Brothers Ben and Dan Miller founded the company in 2010 around the time that the JOBS Act enacted securities regulation to streamline the process of equity crowdfunding in the U.S. Their first project, in the H Street NE Corridor in Washington, D.C., raised $325,000 from 175 investors, some of whom invested as little as $100 each.
Soon, real estate companies were contacting Fundrise to raise capital, so the company expanded its platform to allow conventional real estate investments from commercial developers.
Considered a trailblazer for bringing crowdfunding investment into the real estate market, Fundrise has the distinction of raising more capital in its first-round of Series A investment than any other crowdfunding company, totaling $38 million.
According to a recent report by research and advisory firm Massolution, real estate crowdfunding has emerged as a viable alternative to traditional financing, growing by 56 percent in 2014 to more than $1 billion in funding volume, with campaigns ranging in size from less than $100,000 to over $25 million.
“It’s an enormous honor for Fundrise to be a part of the Fintech 50,” said Fundrise CEO Ben Miller. “The U.S. real estate industry is one of the largest sectors of the economy and, as such, is riddled with inefficiency.
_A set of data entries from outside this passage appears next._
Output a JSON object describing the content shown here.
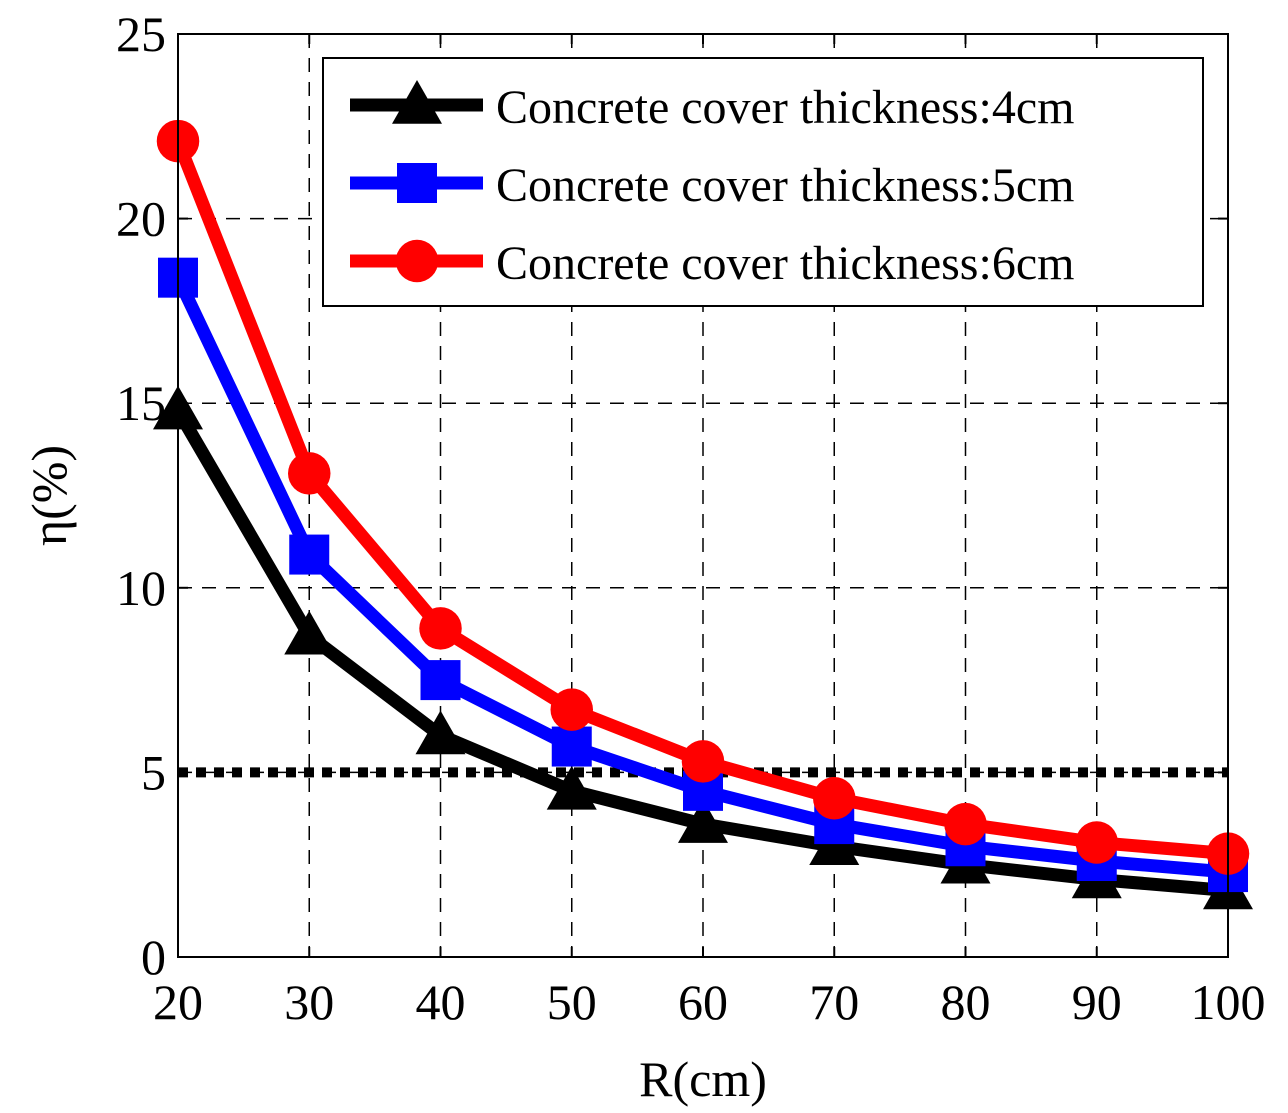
{
  "chart_data": {
    "type": "line",
    "title": "",
    "xlabel": "R(cm)",
    "ylabel": "η(%)",
    "x": [
      20,
      30,
      40,
      50,
      60,
      70,
      80,
      90,
      100
    ],
    "xlim": [
      20,
      100
    ],
    "ylim": [
      0,
      25
    ],
    "xticks": [
      "20",
      "30",
      "40",
      "50",
      "60",
      "70",
      "80",
      "90",
      "100"
    ],
    "yticks": [
      "0",
      "5",
      "10",
      "15",
      "20",
      "25"
    ],
    "grid": true,
    "legend_position": "top-right",
    "series": [
      {
        "name": "Concrete cover thickness:4cm",
        "color": "#000000",
        "marker": "triangle",
        "values": [
          14.8,
          8.7,
          6.0,
          4.5,
          3.6,
          3.0,
          2.5,
          2.1,
          1.8
        ]
      },
      {
        "name": "Concrete cover thickness:5cm",
        "color": "#0000ff",
        "marker": "square",
        "values": [
          18.4,
          10.9,
          7.5,
          5.7,
          4.5,
          3.6,
          3.0,
          2.6,
          2.3
        ]
      },
      {
        "name": "Concrete cover thickness:6cm",
        "color": "#ff0000",
        "marker": "circle",
        "values": [
          22.1,
          13.1,
          8.9,
          6.7,
          5.3,
          4.3,
          3.6,
          3.1,
          2.8
        ]
      }
    ],
    "reference_line": {
      "y": 5,
      "style": "dotted",
      "color": "#000000"
    }
  }
}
We’re slowly starting to see more and more tech companies jump into the space and begin to change things. From payments to funding to underwriting to the rental, residential and commercial markets, tech is attacking the conventional system from every angle. It’s an exciting time to be a part of the space and the whole Fundrise team can’t wait to see what happens next.”
The Forbes recognition comes about a week after Fundrise announced its latest project: The Fundrise Real Estate Investment Trust, or eREIT, an online real estate investment trust with an initial offering of $50 million pursuant to Regulation A+. The regulation provides exemptions from SEC registration requirements, allowing some companies to use equity crowdfunding to offer and sell their securities without having to register the securities with the SEC.
The Fundrise eREIT offering will prospective investors with the opportunity to invest in an intended portfolio of properties across the United States for a minimum of $100. The aim of the eREIT is to use new technology to give both accredited and unaccredited investors the option to invest in real estate.
“We’ve spent the past five years working to revolutionize how real estate investment works and believe our solution is a superior, more efficient alternative to traditional real estate funding models as well as a challenge to the high fees and volatility of the stock market,” Miller said.